Belyayev did admit to looking up Vesti.ru, the website of Russia’s state-sponsored Russia-24 TV channel, “a couple of times, just out of curiosity.” Belyayev says that he views the situation in Ukraine through a “realist lens,” and understands both what drove the protesters to take to the streets in Kyiv starting late last year (economic challenges, corruption, lack of meaningful change, Yanukovych’s abrupt reversal on the EU association agreement) and what is now driving Moscow’s actions (increasing power on the world stage, reluctance to let Ukraine slip out of its sphere of influence, strategic considerations tied to the Black Sea Fleet, which is a part of Russia’s navy but is located in Ukraine’s Crimea).
Belyayev was expecting Crimea to become a part of Russia after the March 16 referendum. He sees it as a positive development for Crimea’s economy. An already popular destination for Russian tourists, Crimea will draw even more Russian visitors if it becomes a part of Russia, he explains. Another economic boon, according to Belyayev, would be discounted gas prices for Crimea as Russian territory – while Ukraine would be subjected to an increase in the price gas that Russia’s gas giant, Gazprom, which supplies Ukraine with natural gas, plans to institute next month.
Corinna Welzenbach, an American who has traveled and lived in Russia and currently resides in Redmond, admits being confused by the flood of contradictory news about Ukraine and Russia in recent weeks. Welzenbach names NPR and friends – including a Ukrainian friend living in Seattle – as her main news sources. She does watch the news on various U.S. television channels sometimes, but “does not necessarily believe them.”
While Welzenbach does not consider herself a supporter of Putin, she has expressed frustration over what she perceives as consistently negative coverage of Russia in the U.S. media. For as long as she has followed current events – going back at least two decades – Welzenbach has felt that the Russian government routinely gets criticized for actions that plenty of other governments engage in but do not get called out for to the same extent.
She is not alone in feeling this way: Jack Matlock, the former U.S. ambassador to the Soviet Union, just wrote a piece for the Washington Post arguing that the U.S. government’s tendency to single out Russia for shortcomings that other countries get away with has played a role in raising U.S.-Russia tensions nearly to Cold War levels.
As a result, she is more likely to trust the opinion of her friends with firsthand knowledge of the situation on the ground, particularly the friend whose family lives in Ukraine, than any media, be they liberal or conservative, Russian or American, government-sponsored or independent.

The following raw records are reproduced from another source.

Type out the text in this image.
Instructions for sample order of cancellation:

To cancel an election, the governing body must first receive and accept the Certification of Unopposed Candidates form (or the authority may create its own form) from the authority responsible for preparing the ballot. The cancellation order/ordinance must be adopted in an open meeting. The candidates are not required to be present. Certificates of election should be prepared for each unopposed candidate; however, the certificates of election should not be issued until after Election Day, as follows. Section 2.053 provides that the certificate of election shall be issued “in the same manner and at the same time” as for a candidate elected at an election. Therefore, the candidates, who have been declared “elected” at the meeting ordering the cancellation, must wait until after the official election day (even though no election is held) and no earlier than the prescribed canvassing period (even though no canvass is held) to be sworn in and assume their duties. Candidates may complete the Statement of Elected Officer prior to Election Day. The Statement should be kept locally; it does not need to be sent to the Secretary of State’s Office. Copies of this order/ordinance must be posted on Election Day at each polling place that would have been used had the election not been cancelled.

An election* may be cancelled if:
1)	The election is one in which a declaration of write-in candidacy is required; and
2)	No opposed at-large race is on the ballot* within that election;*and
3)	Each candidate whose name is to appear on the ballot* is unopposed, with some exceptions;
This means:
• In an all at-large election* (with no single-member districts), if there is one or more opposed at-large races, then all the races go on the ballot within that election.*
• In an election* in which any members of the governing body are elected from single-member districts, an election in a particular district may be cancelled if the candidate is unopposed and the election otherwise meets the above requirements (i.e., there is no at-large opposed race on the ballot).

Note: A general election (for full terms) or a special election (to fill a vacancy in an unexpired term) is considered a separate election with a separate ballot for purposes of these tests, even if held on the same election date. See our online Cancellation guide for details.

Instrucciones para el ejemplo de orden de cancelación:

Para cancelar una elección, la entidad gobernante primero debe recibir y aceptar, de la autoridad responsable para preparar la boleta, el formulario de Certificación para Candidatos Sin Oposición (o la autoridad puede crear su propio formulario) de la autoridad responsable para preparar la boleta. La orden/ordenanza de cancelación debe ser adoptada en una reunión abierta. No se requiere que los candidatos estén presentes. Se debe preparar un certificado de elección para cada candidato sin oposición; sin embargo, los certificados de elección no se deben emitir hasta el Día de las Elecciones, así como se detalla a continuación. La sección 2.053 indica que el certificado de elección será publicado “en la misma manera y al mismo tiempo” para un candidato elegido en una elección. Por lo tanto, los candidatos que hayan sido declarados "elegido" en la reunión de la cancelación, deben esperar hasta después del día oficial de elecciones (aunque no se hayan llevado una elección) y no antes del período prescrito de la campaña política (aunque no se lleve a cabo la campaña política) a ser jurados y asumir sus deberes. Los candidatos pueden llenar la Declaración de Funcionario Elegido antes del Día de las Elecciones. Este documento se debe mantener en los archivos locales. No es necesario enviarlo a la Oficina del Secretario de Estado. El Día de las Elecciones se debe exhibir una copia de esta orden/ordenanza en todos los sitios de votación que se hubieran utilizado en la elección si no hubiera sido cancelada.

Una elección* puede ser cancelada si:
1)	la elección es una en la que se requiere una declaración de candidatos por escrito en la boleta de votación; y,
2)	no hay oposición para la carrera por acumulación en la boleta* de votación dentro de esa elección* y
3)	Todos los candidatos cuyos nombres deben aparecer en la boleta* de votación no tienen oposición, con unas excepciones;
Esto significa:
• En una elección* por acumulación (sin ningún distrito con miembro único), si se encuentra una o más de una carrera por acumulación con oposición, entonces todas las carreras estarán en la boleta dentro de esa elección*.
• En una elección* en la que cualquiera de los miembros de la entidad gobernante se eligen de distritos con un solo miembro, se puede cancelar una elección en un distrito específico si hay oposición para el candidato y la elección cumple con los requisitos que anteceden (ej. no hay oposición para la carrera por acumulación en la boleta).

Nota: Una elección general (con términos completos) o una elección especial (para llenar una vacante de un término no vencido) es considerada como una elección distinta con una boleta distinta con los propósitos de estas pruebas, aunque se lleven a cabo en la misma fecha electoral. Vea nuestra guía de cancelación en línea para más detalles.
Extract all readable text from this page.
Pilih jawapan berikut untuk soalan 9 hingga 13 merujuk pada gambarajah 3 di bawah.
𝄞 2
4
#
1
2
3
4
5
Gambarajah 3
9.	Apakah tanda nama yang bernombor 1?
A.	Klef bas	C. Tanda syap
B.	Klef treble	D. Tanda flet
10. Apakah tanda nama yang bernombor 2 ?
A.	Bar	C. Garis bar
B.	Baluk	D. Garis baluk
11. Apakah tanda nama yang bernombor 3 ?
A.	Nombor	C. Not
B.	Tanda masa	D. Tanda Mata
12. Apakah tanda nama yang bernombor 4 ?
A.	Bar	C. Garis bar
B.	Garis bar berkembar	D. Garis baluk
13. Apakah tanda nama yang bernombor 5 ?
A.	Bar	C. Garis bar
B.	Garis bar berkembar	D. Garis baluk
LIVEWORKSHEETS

As for me, I’ll stay glued to some of the same sources as mentioned by my informants – The New York Times and NPR – as well as Russian news sources that I believe to be trustworthy, such as News.ru and Echo of Moscow, to get my fix of Russia and Ukraine related news.
(And, psst, if you are curious about those prohibited websites, you can still access them from outside of Russia – and those in Russia are apparently finding workarounds to the ban, driven by the desire to dig beyond the government version of current events.)